Di malam yang sama, Antony dan Aron duduk di dalam kamar Martin. Membesuk teman sejawatnya yang sudah diperbolehkan pulang ke mansion para mafia Merlin. Martin sudah terlihat lebih sehat. Wajahnya pun sudah tidak pucat lagi.
"Hei, bagaimana rasanya peluru itu mengenai bahumu?" tanya Antony terkekeh.
"Tidak terasa sama sekali. Aku hanya ingat saat sudah berada di dalam klinik Dokter Anne." Martin ikut terkekeh.
"Bagaimana kau bisa ingat? Kau sendiri pingsan saat baru saja menginjakkan kaki di mansion," ejek Aron.
"Huh! Ya, kau tidak perlu memperjelasnya Ron." Martin mencebik kepada Aron. Dia meneruskan ucapannya seraya menghela napas, "Nona Redita dan Jonathan menolongku. Dokter Anne yang bercerita."
"Ya, dan kau akhirnya selamat." Aron merentangkan tangannya bermaksud memeluk Martin tapi dengan cepat pria itu menghindar.
"Sial! Kau akan membunuhku jika menyentuh lukaku yang masih basah ini!" pekik Martin seraya melotot di hadapan intel Merlin itu.
Antony yang melihat percakapan keduanya tergelak geli sekali. Jarang-jarang mereka bisa bersenda gurau bersama malam ini. Bahkan ia hampir melupakan permintaan Rachel yang meminta dirinya kabur bersama, pergi dari sang suami malam ini.

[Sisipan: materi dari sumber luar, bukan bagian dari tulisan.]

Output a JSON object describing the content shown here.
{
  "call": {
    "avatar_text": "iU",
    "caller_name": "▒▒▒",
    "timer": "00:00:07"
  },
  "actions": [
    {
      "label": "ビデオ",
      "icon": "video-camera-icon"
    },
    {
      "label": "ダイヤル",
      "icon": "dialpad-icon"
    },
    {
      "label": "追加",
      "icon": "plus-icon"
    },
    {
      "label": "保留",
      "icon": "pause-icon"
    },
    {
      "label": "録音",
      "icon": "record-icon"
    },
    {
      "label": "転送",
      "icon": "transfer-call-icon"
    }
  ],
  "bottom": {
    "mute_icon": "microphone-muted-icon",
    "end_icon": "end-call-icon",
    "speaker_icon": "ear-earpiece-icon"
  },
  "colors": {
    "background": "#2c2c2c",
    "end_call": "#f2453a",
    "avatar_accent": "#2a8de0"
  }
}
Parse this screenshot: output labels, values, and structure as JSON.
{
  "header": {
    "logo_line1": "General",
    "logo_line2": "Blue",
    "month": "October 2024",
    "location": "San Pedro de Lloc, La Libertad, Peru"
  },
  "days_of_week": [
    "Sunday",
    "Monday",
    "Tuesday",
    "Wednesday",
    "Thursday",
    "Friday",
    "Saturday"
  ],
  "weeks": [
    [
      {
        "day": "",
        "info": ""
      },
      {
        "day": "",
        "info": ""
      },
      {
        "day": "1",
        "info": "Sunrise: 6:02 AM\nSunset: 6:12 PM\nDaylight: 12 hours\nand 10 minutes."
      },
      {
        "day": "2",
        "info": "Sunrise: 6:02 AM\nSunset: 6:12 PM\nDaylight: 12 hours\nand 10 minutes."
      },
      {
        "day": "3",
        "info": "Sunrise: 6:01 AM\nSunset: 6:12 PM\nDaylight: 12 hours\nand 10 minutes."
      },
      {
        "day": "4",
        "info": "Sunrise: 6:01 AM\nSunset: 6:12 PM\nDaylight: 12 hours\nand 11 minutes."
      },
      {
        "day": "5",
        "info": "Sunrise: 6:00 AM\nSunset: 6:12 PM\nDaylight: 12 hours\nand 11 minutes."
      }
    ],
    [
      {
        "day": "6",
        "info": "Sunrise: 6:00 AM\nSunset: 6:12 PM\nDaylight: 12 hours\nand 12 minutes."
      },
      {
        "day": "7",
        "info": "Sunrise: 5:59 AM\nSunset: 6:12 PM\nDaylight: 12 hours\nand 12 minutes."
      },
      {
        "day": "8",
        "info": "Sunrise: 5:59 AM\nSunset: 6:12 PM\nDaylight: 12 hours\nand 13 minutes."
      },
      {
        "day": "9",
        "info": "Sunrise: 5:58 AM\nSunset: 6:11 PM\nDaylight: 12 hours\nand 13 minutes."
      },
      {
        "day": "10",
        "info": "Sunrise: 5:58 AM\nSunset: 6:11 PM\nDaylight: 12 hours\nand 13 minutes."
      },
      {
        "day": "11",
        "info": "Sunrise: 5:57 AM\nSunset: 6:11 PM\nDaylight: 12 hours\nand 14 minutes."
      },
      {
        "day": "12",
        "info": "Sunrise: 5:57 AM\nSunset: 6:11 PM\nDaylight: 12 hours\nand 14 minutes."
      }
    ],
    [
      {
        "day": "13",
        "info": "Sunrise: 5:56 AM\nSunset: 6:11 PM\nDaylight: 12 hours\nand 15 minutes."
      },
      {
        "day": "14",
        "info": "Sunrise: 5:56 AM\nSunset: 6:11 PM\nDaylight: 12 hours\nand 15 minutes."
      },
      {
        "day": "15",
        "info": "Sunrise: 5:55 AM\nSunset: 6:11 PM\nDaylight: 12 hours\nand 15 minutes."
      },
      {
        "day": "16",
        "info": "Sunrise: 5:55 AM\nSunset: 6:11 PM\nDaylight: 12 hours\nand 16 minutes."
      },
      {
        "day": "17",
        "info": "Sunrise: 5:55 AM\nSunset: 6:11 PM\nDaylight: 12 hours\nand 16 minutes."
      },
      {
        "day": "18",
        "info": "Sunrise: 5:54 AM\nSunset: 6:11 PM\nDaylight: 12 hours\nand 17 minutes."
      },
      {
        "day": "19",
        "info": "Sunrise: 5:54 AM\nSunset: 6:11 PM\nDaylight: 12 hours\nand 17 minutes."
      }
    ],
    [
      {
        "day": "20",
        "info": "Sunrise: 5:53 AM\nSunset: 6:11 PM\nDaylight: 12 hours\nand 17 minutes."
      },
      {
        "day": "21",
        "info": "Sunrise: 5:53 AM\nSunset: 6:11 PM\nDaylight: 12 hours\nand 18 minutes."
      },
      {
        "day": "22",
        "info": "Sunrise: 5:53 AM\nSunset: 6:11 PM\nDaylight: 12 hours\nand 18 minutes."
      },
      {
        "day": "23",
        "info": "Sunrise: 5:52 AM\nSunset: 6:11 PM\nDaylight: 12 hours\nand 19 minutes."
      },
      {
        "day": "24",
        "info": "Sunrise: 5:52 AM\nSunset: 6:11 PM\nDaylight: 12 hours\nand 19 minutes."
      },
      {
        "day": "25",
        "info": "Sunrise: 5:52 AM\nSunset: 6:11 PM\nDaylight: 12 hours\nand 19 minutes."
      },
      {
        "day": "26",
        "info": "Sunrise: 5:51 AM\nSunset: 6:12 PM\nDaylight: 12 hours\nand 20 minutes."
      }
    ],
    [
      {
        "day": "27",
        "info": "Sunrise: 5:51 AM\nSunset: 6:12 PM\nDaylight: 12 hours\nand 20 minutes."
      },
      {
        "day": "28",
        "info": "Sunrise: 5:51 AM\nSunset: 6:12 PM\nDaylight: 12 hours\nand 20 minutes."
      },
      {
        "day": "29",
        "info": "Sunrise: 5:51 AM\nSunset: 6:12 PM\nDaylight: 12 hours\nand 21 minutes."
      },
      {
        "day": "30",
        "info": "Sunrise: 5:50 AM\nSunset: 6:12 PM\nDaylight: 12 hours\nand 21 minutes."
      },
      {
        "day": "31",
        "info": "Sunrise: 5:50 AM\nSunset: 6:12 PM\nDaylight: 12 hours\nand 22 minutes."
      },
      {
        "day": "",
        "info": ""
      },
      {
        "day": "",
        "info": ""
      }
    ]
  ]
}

Kedua matanya sontak melirik arloji di tangannya, yang sudah menunjukkan pukul sembilan malam kurang sepuluh menit. Segera meraih ponselnya, tidak ada notifikasi dari siapa pun di layarnya. Padahal sebenarnya mempunyai sedikit harap ingin kembali bertemu dengan Rachel.
"An, kelihatannya kau sibuk sekali. Kau sedang menunggu apa?" tanya Aron melirik layar ponsel Antony.
Antony melirik ke arah Aron tidak suka. Di segera memasukkan ponselnya kembali ke balik jaketnya. "Ingin tahu saja, kau!" serunya menyindir.
"Rachel, ya? ya? ya?" Aron mengangkat dan menurunkan alisnya meledek sang mantan bodyguard. Martin yang melihat tingkah Aron hanya menggeleng terlihat tidak peduli. Dia lalu bangkit dari duduknya mengambil segelas air dari dispenser dan segera meminumnya. Tidak lama kemudian, ia sibuk menelepon keluarganya yang memang tinggal terpisah.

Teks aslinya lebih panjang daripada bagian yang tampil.